Не просто так Мишка ее недолюбливал… И снова в памяти: я обнимаю Юльку, спрашивая про конфеты и драку — замешательство и вина! И теперь уже понятно — будь она не при чем, ей не с чего было бы испытывать вину!

За что, господи?

За что это мне, за что это Максу?..

За что это их нерожденному ребенку?

— Ее саму шантажировали?

— Нет. Деньги. Просто деньги. Очень большие деньги. Их долго искали, пока не вспомнили про подаренный Валентиной домик в Москве, она туда заезжала после Питера зарегистрировать дарственную.

— И что теперь?..

— Не знаю… следствие давно от меня ушло, при всем непотизме никто не даст руководить такой разработкой вчерашнему студенту. Но я стребовал себе право быть в курсе! Мама так рада, что я наконец-то решил идти по ее стопам, что делает мне кое-какие поблажки, тем более, что это я начал все раскручивать. Ее возьмут со дня на день. Ты мой друг, а они с Максимом твои друзья, поэтому я сейчас нарушаю все писанные и неписанные правила, рассказывая тебе это. Вредителя надо было поймать, никто не спорит… меня может быть даже наградят за раскрытие такого дела… Но после этого Кудымов возненавидит меня, частично перенеся отношение на тебя, ты тоже не останешься в долгу, и вся наша дружба, в которой я и так наломал дров, окончательно полетит в ебени-фени…

— Маздеева знает?

— Нет. Ты правильно понял, что она не доверенное лицо матери, там наверняка есть какие-то схемы и взаимозачеты, но, почти уверен, что даже не с ней самой, а с Сомовым. Да и я после ее назначения полковником поддался ребячеству и про свои выводы ей не докладывал. Поэтому сейчас знаю только я, мать и ее личная команда оперативников.

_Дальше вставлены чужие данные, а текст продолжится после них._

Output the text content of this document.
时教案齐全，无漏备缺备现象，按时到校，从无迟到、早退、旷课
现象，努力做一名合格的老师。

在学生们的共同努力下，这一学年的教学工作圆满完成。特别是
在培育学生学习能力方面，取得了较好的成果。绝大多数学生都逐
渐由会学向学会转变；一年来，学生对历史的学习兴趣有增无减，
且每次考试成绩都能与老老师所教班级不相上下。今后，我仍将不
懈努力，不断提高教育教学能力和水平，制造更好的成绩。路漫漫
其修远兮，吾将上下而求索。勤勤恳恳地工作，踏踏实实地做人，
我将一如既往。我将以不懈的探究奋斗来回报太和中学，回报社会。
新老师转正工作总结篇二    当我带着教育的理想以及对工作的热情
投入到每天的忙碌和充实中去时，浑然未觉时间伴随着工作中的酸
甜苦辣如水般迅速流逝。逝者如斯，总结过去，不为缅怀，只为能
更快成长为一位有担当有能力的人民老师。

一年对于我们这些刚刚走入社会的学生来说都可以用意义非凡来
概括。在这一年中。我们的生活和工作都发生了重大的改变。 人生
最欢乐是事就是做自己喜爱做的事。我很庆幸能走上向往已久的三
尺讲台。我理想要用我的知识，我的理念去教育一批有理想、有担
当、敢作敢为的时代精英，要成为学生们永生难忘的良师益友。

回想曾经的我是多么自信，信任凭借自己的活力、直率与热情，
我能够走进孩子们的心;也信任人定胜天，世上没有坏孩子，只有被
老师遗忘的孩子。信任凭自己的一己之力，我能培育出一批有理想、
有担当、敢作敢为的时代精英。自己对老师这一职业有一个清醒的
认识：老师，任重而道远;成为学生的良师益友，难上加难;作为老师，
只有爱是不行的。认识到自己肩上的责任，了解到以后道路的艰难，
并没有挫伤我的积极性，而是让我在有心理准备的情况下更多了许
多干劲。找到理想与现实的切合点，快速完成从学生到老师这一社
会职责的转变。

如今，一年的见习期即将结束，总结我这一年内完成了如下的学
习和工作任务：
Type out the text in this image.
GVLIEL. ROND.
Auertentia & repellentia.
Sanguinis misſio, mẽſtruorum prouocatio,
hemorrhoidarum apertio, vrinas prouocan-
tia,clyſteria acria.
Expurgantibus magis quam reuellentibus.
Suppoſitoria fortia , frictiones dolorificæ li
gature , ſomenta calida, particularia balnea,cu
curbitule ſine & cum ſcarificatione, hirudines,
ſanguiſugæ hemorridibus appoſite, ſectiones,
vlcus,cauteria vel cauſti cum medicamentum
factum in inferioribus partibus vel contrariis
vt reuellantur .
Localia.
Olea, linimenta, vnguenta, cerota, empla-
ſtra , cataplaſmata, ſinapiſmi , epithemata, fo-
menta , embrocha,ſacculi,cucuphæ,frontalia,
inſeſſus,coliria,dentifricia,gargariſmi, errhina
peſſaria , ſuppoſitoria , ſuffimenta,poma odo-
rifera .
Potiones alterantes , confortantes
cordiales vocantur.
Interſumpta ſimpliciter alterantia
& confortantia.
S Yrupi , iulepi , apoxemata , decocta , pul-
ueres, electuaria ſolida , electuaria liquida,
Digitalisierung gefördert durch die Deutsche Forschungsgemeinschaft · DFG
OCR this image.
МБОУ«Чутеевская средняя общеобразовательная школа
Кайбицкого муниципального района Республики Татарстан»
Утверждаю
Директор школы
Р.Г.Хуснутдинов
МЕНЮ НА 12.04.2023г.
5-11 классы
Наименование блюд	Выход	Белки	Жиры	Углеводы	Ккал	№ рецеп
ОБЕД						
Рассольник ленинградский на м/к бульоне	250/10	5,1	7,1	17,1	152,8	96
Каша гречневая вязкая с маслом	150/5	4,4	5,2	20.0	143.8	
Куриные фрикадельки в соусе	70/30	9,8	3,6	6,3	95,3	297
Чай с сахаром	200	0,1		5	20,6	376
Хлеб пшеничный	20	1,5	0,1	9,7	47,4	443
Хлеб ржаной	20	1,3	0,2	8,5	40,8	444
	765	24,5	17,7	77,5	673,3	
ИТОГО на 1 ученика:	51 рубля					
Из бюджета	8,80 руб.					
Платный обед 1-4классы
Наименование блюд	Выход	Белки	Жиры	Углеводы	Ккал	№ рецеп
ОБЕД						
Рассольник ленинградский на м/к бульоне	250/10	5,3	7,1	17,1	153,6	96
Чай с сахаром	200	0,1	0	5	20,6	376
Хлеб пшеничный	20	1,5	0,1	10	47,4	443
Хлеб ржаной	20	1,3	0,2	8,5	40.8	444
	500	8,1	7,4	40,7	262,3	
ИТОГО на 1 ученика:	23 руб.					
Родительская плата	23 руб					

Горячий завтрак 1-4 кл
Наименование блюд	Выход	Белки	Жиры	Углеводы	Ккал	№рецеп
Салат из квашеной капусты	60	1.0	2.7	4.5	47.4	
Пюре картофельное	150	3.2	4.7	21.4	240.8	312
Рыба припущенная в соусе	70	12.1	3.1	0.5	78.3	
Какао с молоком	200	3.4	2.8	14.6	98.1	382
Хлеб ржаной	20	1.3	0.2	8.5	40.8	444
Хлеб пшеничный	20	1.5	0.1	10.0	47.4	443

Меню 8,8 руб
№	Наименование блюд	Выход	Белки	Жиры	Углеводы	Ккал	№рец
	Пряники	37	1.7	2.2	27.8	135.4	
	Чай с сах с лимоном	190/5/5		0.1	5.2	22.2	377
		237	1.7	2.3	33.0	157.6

— Организуй мне встречу с твоей матерью. Срочно!

И вот я снова стою в том же самом кабинете с зеленой лампой.

— Михаил, вы, безусловно, у меня на особом счету: за одно то окно, где погибла Елизавета Угорина, я вам обязана многим, и даже "Звезда" не уменьшила моего долга. Но вина Юлии Кудымовой неоспорима. Она враг. Даже не враг, а предатель, польстившийся на деньги. Предавший однажды, предаст снова. Я не могу оставить ее на свободе.

— Я знаю. Я пришел не за этим.

— А зачем?

— Архив Савинова в обмен на спокойную жизнь моего будущего крестника или крестницы, — снял с себя комм, кладя его на стол Забелиной, — Пусть Юлия родит, ей максимум осталось две недели, а потом умрет при родах. Невиновная. Незапятнанная. Не бросившая тень на своего ребенка и мужа. Этот грех я возьму на себя.

— Архив Савинова?.. Откуда он у вас?

— От верблюда! — зло огрызнулся, но тотчас исправился — не в том я положении, чтобы показывать норов, — От самого Савинова, разумеется! Андрей Валентинович сбросил мне его в знак признательности или в качестве извинения за мою жизнь, обменянную на жизнь Кровавой Ведьмы. Жизнь за жизнь. Я вам отдаю его за нормальную жизнь ребенка Кудымовых.

— Если это действительно так, то это — адекватная плата, — произнесла Забелина, скидывая комм в ящик стола.

Это был жуткий Новый год. Носящийся по квартире мелкий Угорин разбил две вазы, любовно выбранных Натали, и затих, только сожрав и выдав обратно полторта, уснув между диваном и креслом, безжизненно обвиснув на подлокотнике. Новорожденного двухнедельного Кудымова, вопящего благим матом, мы по очереди укачивали в коляске на балконе.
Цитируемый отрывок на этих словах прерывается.